With this in mind, in 2015 The Reseach Council (TRC) of Oman and the Omani Institute for Advanced Technology Integration (IATI) signed a Cooperation Agreement with the GEOMAR Helmholtz Centre for Ocean Research and the Leipzig Helmholtz Centre for Environmental Research (UFZ). The projected work focusses on intensive exploration of the pathways taken by groundwater in the Omani coastal area, on land as well as below the near-coast seafloor. This week, the partners involved in this cooperation are coming together for a workshop in the Omani capital of Muscat to discuss the results obtained so far and to prepare for the next phase of active surveying. They are joined by the German Ambassador in Oman, Hans-Christian Freiherr von Reibnitz, and the director of GEOMAR, Prof. Dr. Peter Herzig
One of the main tasks of this project is the enhancement of a so-called Wave Glider, an autonomous measuring platform which will be surveying sites of groundwater discharge off the coast of the Dhofar region in western Oman. The wave glider is propelled by wave energy. Its sensors are powered by solar panels. Thus, the device can be operated off the coast by remote control for weeks. It is currently being prepared for deployment at GEOMAR's Technology and Logistics Centre.
One important milestone of this project was the first research cruise performed by a GEOMAR team on the Omani research vessel AL SALT in the autumn of 2016. During this cruise, the seafloor of the working area off Salalah was mapped. For the first time, a pattern of numerous potential groundwater seeps became visible. This map was now presented in Muscat. It will serve as a basis for the first deployments of the wave glider.
In addition, for monitoring of the wave glider deployments, GEOMAR has developed an internet portal which allows the scientists in charge to check the Wave Glider's movements and important measurement data. "The portal has already been successfully used during a first test run", Warner Brueckmann, project coordinator from GEOMAR, states.
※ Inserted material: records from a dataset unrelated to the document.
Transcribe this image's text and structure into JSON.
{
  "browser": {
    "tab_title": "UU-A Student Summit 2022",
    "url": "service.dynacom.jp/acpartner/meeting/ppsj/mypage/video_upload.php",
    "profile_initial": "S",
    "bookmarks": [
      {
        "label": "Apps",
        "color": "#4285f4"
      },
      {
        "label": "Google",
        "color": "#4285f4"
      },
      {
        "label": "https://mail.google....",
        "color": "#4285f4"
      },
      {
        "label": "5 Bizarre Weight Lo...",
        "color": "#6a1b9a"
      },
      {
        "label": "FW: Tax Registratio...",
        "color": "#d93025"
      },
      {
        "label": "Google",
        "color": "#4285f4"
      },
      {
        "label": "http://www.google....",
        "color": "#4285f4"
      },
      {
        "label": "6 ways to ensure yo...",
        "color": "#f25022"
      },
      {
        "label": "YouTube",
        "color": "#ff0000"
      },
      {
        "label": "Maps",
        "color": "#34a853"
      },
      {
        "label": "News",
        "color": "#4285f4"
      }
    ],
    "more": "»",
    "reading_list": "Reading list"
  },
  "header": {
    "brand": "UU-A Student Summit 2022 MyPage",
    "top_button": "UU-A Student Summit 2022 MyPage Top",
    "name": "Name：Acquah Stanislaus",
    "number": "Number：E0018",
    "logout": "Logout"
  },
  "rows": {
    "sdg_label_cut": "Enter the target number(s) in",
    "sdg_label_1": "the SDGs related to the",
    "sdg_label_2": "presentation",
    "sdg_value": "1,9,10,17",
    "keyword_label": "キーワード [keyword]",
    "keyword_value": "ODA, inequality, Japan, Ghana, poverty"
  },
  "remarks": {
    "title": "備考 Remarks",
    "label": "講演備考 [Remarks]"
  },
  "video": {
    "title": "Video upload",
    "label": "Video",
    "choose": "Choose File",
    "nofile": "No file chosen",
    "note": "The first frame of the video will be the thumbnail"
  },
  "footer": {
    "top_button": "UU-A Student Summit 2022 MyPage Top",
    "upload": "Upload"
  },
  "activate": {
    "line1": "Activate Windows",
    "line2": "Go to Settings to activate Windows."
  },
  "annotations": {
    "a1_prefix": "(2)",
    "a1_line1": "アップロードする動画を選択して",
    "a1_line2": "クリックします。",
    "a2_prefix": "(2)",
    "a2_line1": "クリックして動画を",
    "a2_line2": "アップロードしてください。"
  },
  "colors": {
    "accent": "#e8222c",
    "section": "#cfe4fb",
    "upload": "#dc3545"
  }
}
The government of Oman has granted a total of 3.2 million Euros for the funding of this project. "Not only Oman will benefit from the the technologies to be developed within this project", states Prof. Peter Herzig, director of GEOMAR. "They will help to enhance ocean monitoring in general."
This project is one of three pilot projects funded as part of a long-term cooperation between the Helmholtz Association and the Sultanate of Oman.